Rien exhaled, and fell back onto the bed.  It was not quite long enough to accommodate his height, but that complaint, like all his others, had fallen on deaf ears.  The blanket smelled like wet dog.  There was no pillow.  He stood up again.  The room wasn’t aligned properly, because from one corner to the other was eight paces while the other way was almost nine.  And there was a crack in one of the floor stones.  Come to think of it, the floor stones on this side of the room were a slightly different color than the ones on the other side… nope, that was just because of the shadows.

Oh, hey, there was another pebble under the bed.  Now he just needed to find a third one again.


Aurel led Bastien to the cell where he’d ordered the prisoner taken.  The four knights he’d assigned as guards all bowed when he entered.  “Any —”

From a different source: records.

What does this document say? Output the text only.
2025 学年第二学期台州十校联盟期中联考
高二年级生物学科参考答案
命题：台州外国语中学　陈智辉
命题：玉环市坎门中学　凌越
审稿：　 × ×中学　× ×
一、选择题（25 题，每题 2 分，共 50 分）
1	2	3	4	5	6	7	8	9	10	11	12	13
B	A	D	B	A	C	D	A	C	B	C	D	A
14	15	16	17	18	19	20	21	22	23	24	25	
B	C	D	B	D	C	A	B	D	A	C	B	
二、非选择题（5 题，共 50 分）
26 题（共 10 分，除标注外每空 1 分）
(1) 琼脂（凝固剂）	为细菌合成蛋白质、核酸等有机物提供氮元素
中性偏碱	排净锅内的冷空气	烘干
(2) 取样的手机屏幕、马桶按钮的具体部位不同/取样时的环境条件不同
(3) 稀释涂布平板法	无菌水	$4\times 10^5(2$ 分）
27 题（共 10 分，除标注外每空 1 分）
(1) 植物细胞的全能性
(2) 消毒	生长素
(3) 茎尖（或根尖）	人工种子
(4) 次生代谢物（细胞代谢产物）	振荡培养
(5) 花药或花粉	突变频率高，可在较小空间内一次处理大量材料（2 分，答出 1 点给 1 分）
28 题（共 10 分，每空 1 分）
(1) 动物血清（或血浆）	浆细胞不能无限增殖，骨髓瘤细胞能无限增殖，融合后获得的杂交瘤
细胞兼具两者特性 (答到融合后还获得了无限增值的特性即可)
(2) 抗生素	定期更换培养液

“Bast.”  Marinus Draak leaned on the inside of the door.  “Look, I can only find two pebbles, so I’m going to need you to bring me one of Lammert’s lungs.”

“What…”  Aurel blinked before turning to his son.

“He juggles, its…”  Bastien rubbed his forehead.  “Nevermind.”

“Alright…”  Aurel shook his head before turning to look at the man in the cell.  “We have some questions.”

“Oh good.”  Marinus nodded.  “Me too.  If you bring my brother down here, I’ll happily beat the answers out of him.”

“Rien…”  Bastien sighed.

“I’m going crazy in here.”  Marinus shook his head.

Bastien narrowed his eyes.  “You’ve been in there for five hours.”

“I…”  Marinus blinked.  “Really?”


“Are you sure, cause…”  Marinus frowned.  “Blood and ashes, you aren’t really going to leave me in here are you?  This is torture.”

“Seriously?”  Bastien stared at him.

“Just tell him whatever the hell he wants to know and find me a book or…”  He shrugged.  “Can Rachel visit?”

“Gods above.”  Aurel closed his eyes and gave a shake of his head before turning towards Bastien.  “This is the man you think should be heir to the Wildlands?”

“Phillip killed the one everyone thought should take the job.”  Bastien shrugged.  “The other one is working with Phillip.”  He sighed.  “I hate to say it, but it’s probably in everyone’s best interest if Rien ends up with the job.  He…”  Bastien shrugged.

“I’m a fucking idiot.”  Marinus banged his head on the door.  “And I’ll just sit on the throne and make farting noises while my steward…”  He banged his head on the door again.  “Runs everything.”

“That uh…”  Bastien nodded.  “Would be the best-case scenario, yes.  And Rien has no personal grudges against anybody but Phillip and doesn’t actually want to conquer anything.”

“Except —”

“Rien, stop helping.”

“Right.  Shutting up.”


It took a few minutes, but eventually Bastien managed to convince his father to talk to Rien.  Then he had to convince Rien to be cooperative, which was far harder than it should have been.  The guards manacled Rien’s hands behind his back before letting him out of the cell, and they went down a level to a small sitting room.  Aurel was telling one of the servants to fetch drinks when a small voice spoke up.  “That’s the bad man.”

“Nadja.”  Bastien turned to see her standing in the corner, glowering at Rien.

“That’s the bad man.”  Nadja narrowed her eyes.  “The one that killed my parents and stole you.”

“That’s…”  Aurel’s face darkened before he turned to Rien.  “Did you kill the duke?”

“I killed four men while I was here.  All of them armed and armored.”  Rien shook his head.

“My men.”  Nadja raised her voice.  “I want his head cut off.”

“I…”  Aurel started to take a deep breath.

“Nadja…”  Bastien knelt to look at her.  “If someone tries to cut off Rien’s head, I have to try to stop them.”

“You…”  Nadja stared at him.  Her lip started to tremble.  “But you’re my knight.”  A tear fell from her eye.  “You’re my knight.”

He swallowed.  “Nadja, please don’t…”  He shook his head.  “Please don’t make me hurt anyone.”

She walked toward him.  “He stole you.”

“I know.”  Bastien nodded to her.

The girl turned toward Rien.  “You helped Phillip kill my…”  Her voice caught on a sob.

Rien looked away.  “I…”  He closed his eyes.  “I’m sorry.”

Nadja looked from Bastien to Aurel and back again.  Then she sighed.  “You don’t have to cut off his head.”

“Thank —” Aurel started to relax.

Then Nadja took a step forward.  With every bit of strength and fury she could muster, she kicked Rien squarely between the legs.